B: Eu não sei se você soube disso da última vez que vocês vieram pra cá, que vários fãs na Austrália vão a todos os shows, porque eles estiveram esperando há tanto tempo pra ver uma banda?
R: Sim! É muito legal fazer shows aí e ver os mesmos rostos. Nós voamos pra todos os lugares quando vamos à Austrália, então nós não sabemos quão longe é pra dirigir de um lugar a outro, mas se você voa por três horas, chega no lugar e vê aqueles rostos de novo, você fica tipo "Vocês realmente gostam da gente?" É muito... É meio... É lisongeante. É tipo "Wow. Vocês fizeram tudo isso só pra ver duas bandas?" Isso mostra amor e apreciação da música e nos faz tocar mais ainda no palco, e nós colocamos cada pedaço de nós também.

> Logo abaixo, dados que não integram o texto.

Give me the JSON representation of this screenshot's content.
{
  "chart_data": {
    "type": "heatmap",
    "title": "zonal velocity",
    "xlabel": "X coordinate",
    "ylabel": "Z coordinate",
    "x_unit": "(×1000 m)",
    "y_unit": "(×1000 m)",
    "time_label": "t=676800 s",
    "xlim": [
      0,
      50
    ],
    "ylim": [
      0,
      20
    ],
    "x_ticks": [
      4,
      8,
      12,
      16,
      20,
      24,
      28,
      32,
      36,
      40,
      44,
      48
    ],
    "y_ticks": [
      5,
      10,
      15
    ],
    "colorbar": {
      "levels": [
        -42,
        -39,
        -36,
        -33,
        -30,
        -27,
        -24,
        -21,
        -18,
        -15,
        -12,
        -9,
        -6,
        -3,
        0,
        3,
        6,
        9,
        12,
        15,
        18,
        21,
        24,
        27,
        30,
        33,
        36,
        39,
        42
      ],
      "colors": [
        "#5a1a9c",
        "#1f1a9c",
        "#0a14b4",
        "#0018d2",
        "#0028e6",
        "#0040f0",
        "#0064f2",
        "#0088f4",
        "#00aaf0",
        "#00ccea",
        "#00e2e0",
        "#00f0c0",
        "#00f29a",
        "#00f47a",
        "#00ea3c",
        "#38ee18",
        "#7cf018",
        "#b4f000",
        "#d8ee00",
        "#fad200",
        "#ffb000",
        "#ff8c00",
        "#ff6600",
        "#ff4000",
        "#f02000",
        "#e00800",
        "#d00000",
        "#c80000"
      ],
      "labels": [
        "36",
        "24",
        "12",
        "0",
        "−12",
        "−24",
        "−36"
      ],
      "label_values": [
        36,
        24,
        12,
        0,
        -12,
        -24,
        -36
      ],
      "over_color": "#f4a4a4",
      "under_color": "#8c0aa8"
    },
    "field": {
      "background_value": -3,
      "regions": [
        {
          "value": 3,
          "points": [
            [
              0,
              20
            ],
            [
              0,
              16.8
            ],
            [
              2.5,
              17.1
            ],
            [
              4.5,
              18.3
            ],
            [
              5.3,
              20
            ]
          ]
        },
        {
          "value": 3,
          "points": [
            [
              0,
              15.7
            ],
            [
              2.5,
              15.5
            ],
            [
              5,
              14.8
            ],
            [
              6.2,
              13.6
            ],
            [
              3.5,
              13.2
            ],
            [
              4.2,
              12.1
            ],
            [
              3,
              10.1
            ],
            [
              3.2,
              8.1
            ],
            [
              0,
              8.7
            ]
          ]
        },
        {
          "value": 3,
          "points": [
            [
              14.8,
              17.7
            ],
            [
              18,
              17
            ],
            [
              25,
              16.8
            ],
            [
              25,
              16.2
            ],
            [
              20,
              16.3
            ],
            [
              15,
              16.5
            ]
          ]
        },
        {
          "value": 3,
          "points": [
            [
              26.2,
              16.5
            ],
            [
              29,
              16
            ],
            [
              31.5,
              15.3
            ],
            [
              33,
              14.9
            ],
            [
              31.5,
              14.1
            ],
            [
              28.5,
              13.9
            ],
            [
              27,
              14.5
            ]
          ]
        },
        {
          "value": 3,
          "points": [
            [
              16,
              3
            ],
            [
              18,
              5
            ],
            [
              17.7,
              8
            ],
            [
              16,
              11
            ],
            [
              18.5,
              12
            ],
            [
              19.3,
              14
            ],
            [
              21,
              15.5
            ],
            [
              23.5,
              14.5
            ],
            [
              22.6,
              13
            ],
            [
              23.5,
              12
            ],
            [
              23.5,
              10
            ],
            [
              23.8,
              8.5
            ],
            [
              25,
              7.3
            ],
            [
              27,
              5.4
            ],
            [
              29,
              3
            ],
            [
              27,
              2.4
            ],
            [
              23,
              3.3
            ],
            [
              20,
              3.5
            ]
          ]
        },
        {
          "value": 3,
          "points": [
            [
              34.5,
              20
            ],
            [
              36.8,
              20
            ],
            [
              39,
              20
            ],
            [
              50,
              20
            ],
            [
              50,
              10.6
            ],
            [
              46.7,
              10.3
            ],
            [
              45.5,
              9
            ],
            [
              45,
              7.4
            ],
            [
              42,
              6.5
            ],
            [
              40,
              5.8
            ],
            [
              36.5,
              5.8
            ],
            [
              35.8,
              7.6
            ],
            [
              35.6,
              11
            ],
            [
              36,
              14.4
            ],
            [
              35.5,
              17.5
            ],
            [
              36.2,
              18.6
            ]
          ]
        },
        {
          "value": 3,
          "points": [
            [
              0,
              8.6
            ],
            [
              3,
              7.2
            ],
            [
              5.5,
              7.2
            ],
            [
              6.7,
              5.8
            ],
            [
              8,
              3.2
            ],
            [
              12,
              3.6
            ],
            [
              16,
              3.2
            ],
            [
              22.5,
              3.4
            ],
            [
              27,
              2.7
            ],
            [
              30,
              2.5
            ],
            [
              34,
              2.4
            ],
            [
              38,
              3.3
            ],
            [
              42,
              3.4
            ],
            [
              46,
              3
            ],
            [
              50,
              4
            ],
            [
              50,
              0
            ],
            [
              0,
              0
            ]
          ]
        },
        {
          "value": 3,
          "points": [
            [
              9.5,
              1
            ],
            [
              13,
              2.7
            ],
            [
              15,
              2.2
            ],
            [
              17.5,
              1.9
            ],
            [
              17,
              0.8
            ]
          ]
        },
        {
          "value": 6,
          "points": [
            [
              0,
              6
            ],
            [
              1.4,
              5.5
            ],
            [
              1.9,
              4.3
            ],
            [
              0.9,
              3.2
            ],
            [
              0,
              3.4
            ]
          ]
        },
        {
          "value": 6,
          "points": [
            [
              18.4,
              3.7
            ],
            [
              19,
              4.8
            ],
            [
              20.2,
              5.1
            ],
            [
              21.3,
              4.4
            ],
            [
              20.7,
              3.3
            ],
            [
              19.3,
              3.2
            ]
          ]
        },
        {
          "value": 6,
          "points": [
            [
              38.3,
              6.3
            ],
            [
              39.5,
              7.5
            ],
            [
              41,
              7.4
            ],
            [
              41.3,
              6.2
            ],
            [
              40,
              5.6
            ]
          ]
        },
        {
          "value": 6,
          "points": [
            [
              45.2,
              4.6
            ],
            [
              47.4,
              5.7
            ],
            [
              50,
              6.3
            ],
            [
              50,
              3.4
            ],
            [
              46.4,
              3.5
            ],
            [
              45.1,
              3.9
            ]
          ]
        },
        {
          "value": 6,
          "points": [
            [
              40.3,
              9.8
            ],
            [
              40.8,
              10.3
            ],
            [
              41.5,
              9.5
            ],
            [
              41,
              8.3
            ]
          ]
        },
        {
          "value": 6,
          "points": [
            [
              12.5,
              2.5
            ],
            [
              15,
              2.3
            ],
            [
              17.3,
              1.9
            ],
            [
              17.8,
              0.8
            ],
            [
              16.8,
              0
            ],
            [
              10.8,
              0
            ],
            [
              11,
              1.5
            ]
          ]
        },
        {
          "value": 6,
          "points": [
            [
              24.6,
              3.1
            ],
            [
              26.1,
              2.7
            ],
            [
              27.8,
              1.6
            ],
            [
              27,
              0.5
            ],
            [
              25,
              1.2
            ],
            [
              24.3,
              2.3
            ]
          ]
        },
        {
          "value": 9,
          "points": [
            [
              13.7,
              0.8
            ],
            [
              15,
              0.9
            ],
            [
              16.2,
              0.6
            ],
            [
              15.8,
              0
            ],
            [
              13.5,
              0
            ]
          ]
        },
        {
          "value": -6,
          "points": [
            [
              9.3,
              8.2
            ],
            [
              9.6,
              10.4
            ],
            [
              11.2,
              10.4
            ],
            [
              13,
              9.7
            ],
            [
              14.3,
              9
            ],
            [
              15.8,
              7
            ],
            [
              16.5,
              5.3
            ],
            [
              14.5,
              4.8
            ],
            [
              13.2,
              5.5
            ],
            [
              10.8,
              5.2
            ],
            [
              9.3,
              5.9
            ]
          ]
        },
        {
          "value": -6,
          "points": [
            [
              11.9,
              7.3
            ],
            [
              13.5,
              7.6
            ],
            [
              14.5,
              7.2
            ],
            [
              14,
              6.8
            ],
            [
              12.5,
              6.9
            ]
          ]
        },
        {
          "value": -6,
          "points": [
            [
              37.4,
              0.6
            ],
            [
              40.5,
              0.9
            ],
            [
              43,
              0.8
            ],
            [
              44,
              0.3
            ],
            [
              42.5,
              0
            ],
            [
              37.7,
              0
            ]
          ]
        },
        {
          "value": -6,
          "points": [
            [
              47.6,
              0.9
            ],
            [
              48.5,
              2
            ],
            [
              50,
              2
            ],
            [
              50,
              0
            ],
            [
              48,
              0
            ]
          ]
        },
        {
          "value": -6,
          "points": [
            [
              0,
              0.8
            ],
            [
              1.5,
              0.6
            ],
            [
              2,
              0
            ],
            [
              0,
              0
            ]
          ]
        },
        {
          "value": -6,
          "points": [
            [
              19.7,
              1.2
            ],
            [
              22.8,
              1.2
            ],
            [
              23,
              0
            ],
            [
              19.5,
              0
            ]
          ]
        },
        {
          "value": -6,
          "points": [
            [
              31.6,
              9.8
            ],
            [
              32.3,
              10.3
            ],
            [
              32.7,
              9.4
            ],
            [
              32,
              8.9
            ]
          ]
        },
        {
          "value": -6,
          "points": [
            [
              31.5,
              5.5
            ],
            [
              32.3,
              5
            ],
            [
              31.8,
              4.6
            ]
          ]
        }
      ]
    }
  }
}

B: Hey, então você sabe, para uma referência futura, que a duração média de cada viagem de capital para capital dura cerca de oito, nove horas.
R: Viu, nos EUA tem pessoas que se empolgam porque dirigiram duas horas pra ver nosso último show. Eles ficam tipo "Nós viemos lá de New Jersey pra New York pra ver vocês!". Isso é incrível mas...

B: Vocês precisam chegar ao nível dos fãs Australianos
R: É; nós somos um pouco mimados por aqui. É o que eu digo a eles.

B: Ótimo. Eu digo isso há anos. Então, vou deixar você ir, mas antes que eu o faça, vamos terminar com algo trivial. Pergunta final, Rian. Se fosse pra você ser um cereal matinal, qual você seria e por quê?
R: [sem hesitar] Eu seria Cinnamon Life. E eu vou te dizer o porquê. Porque eu acho que Cinnamon Life é o único cereal que - depois de ficar um tempo no leite, pode ter gosto de molhado, mas é um molhado bom. E além disso, depois o leite fica com gosto de canela.

B: Wow. Isso não precisou de muito pensamento. Resposta confidencial de cereal. Já te perguntaram isso antes?
R: Hahaha. Não, eu simplesmente diria isso. Parece que foi totalmente ensaiado, mas realmente não foi.

B: Isso realmente me chocou. Eu esperava ter que tocar uma música enquanto você pensava e BAM, a resposta.
R: É que Zack comeu Cinnamon Life outro dia e eu disse a mesma coisa. Sabe, eu lembro que quando criança eu comia cereal e aí você assiste TV por dez minutos, volta, e ainda está bom!

B: Brilhante. Muito obrigada pela entrevista. Te vejo mês que vem quando vocês vierem pra cá. Fique longe da piscina.
R: Obrigado VOCÊ. Bom falar com você!